Mr. Abbott, a Republican, anticipated such a challenge. He has presented the law as a necessary response to what he has called President Biden’s inability to enforce existing federal law against unauthorized entry into the United States.

A spokesman for Mr. Abbott did not immediately respond to a request for comment on the lawsuit, nor did Mr. Hicks, who has said his office would not prioritize the arrests of migrants. A spokesperson for the Department of Public Safety referred questions to Mr. Abbott’s office.

Republicans have blamed President Biden for the wave of migrants entering the United States in record numbers over the past three years, a trend that has become a political burden for him as he seeks re-election.

Over the past two years, Mr. Abbott, a third-term Republican, has steadily ramped up a strategy of enforcing state lines, challenging the Biden administration to take Texas to court over it. The governor and Republican-controlled state Legislature have increasingly clashed with the municipal governments of Texas cities where Democrats are largely in charge. Mr. Abbott has spoken publicly with mayors and district attorneys in Texas about a range of policies, including coronavirus restrictions, enforcement of abortion bans and police accountability.

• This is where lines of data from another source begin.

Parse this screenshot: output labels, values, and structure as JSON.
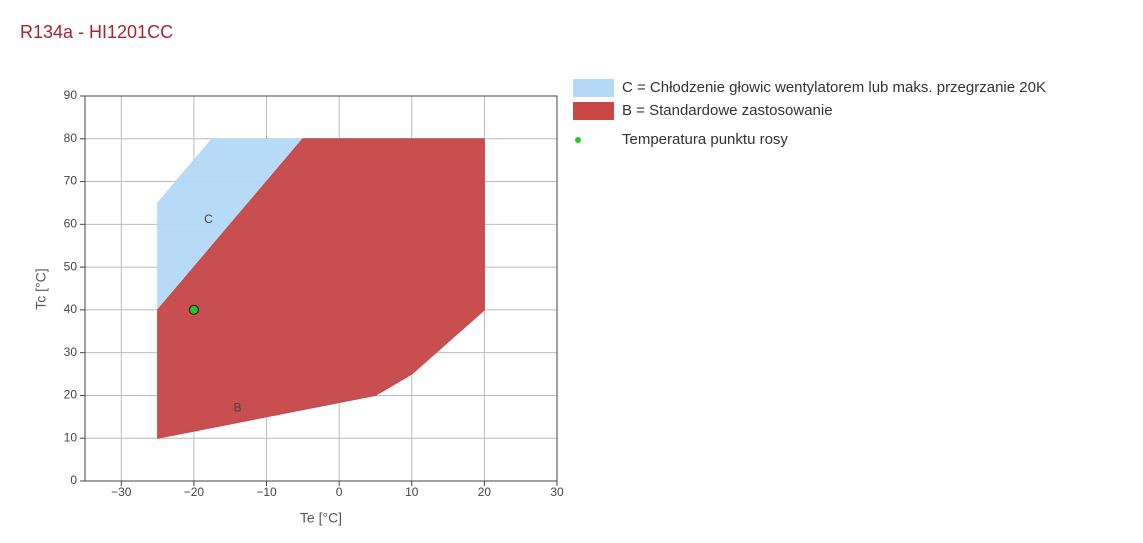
{
  "chart_data": {
    "type": "area",
    "title": "R134a - HI1201CC",
    "x_label": "Te [°C]",
    "y_label": "Tc [°C]",
    "xlim": [
      -35,
      30
    ],
    "ylim": [
      0,
      90
    ],
    "xticks": [
      {
        "value": -30,
        "label": "−30"
      },
      {
        "value": -20,
        "label": "−20"
      },
      {
        "value": -10,
        "label": "−10"
      },
      0,
      10,
      20,
      30
    ],
    "yticks": [
      0,
      10,
      20,
      30,
      40,
      50,
      60,
      70,
      80,
      90
    ],
    "grid": true,
    "legend": "right",
    "series": [
      {
        "name": "C = Chłodzenie głowic wentylatorem lub maks. przegrzanie 20K",
        "color": "#b3d9f7",
        "x": [
          -25,
          -25,
          -17.5,
          20,
          20,
          10,
          5,
          -25
        ],
        "y": [
          10,
          65,
          80,
          80,
          40,
          25,
          20,
          10
        ]
      },
      {
        "name": "B = Standardowe zastosowanie",
        "color": "#c94747",
        "x": [
          -25,
          -25,
          -5,
          20,
          20,
          10,
          5
        ],
        "y": [
          10,
          40,
          80,
          80,
          40,
          25,
          20
        ]
      },
      {
        "name": "Temperatura punktu rosy",
        "color": "#22cc22",
        "mode": "markers",
        "x": [
          -20
        ],
        "y": [
          40
        ]
      }
    ],
    "annotations": [
      {
        "text": "C",
        "x": -18,
        "y": 61
      },
      {
        "text": "B",
        "x": -14,
        "y": 17
      }
    ]
  }
}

The top officials in El Paso County, which includes the city of El Paso, are Democrats. Before the law was signed, the El Paso sheriff’s office, a county agency, said it opposed the new law’s approach and would not make any arrests under the law.

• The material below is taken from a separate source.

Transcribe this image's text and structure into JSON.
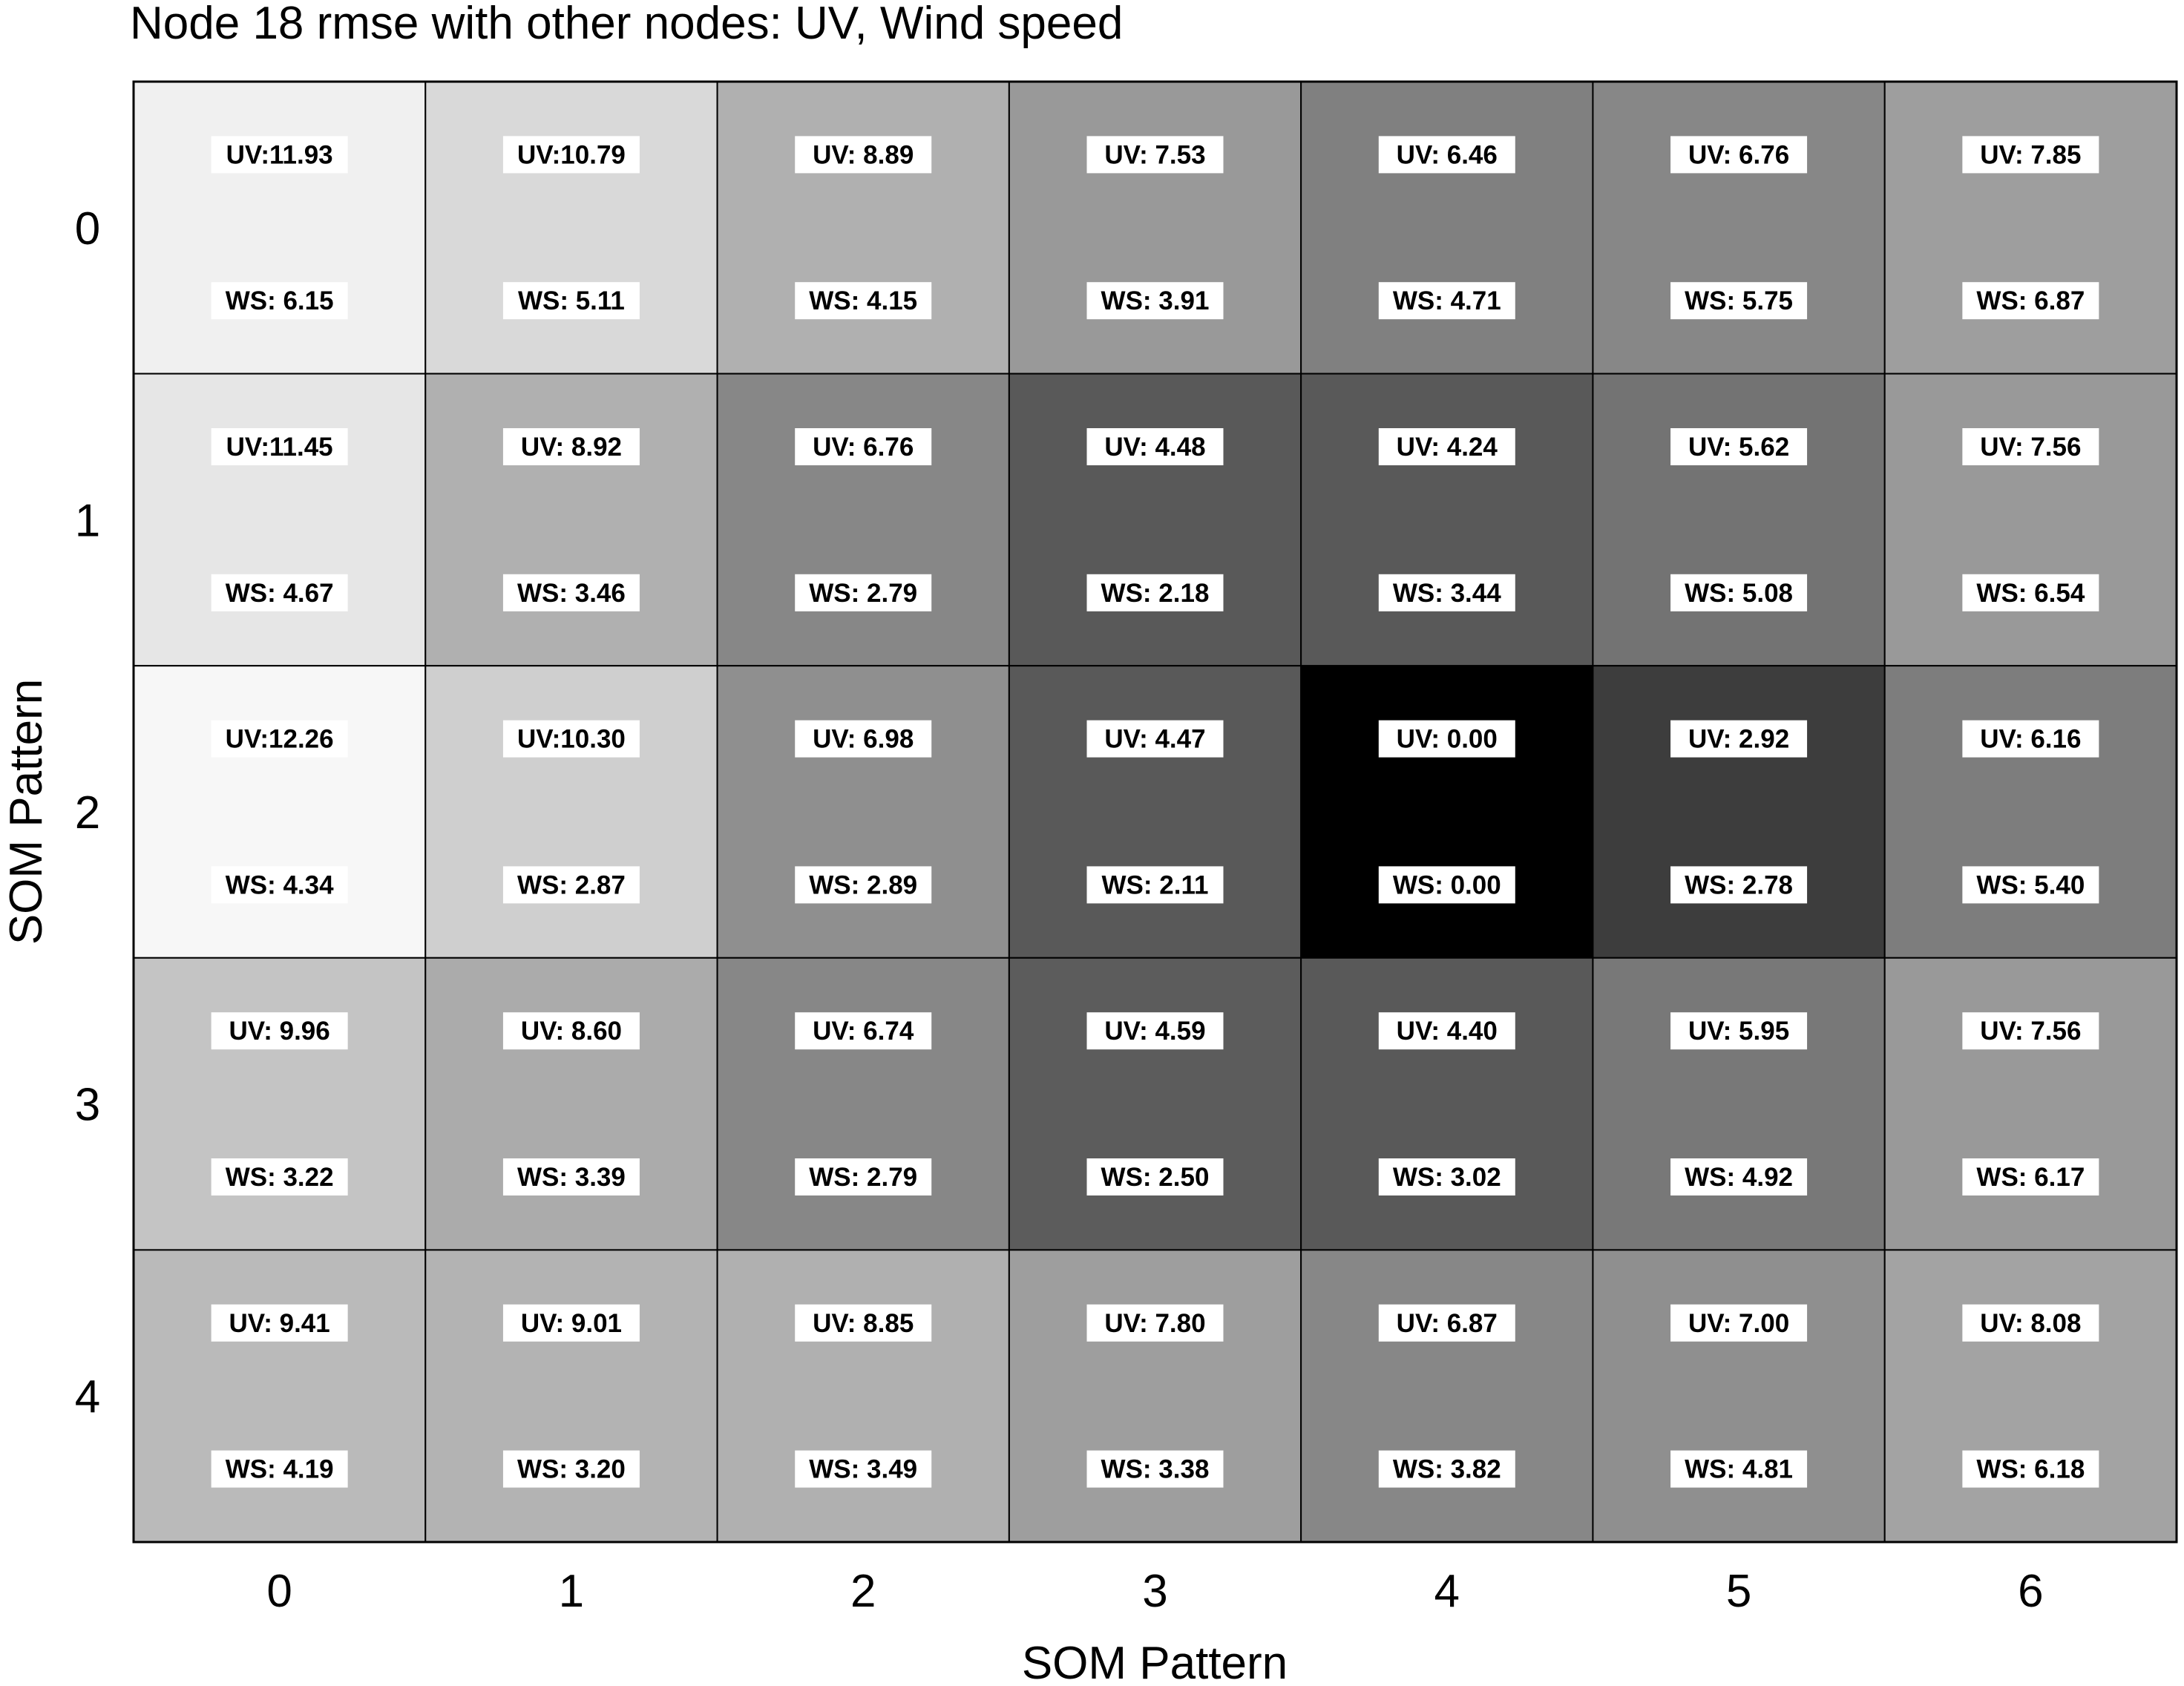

Mr. Abbott has tried to pressure Democratic leaders in several of the nation’s largest cities outside Texas by ferrying tens of thousands of migrants from the Texas border to destinations including New York, Washington, Los Angeles and Chicago.

The new state law, known as Senate Bill 4 and set to take effect in March, makes it a misdemeanor to enter Texas from Mexico without using an authorized port of entry. A person arrested under the law can be ordered by a court to return to Mexico or face prosecution if he or she does not agree to go. A second unauthorized crossing would be a criminal offense.

An asylum claim would not protect a migrant from arrest or prosecution for illegal entry under the new state law unless asylum had already been granted. But the process of assessing an asylum application often takes years.

“It is likely that a dragnet will emerge that entraps not only undocumented immigrants, but also Americans and legal permanent residents,” said Rep. Joaquin Castro, Democrat of San Antonio, who has asked the Justice Department to to prevent the law from coming into force. .

According to the lawsuit, the Texas law is an attempt to “seize control of immigration from the federal government and deprive people subject to that system of all the federal rights and due process that Congress has provided them.”

Mr. Abbott said Monday that while he believed the law would withstand judicial scrutiny, it gave the federal courts and ultimately the Supreme Court an opportunity to reconsider a 2012 decision, Arizona v. United States, which narrowly benefit of the law. the federal government and against state efforts to enact their own immigration laws.

In the complaint, attorneys for El Paso County estimate that the law could lead to 8,000 additional arrests per year, which would impose high costs on district courts and jails and could disrupt the relationship between the county government and its large immigrant community. The county, which has a population of 869,000, estimates that new jail facilities would cost more than $160 million, along with another $24 million a year to house migrants arrested under the law.

The two nonprofits that joined the county in filing the lawsuit — Las Americas Immigrant Advocacy Center and American Gateways, both of which provide legal services to migrants — said the law would affect their ability to help migrants, including asylum seekers. would harm.

“Governor Abbott’s efforts to circumvent the federal immigration system and deny people their right to due process are not only unconstitutional, but dangerously error-prone,” said Anand Balakrishnan, senior staff attorney at the ACLU’s Immigrants’ Rights Project, in a statement.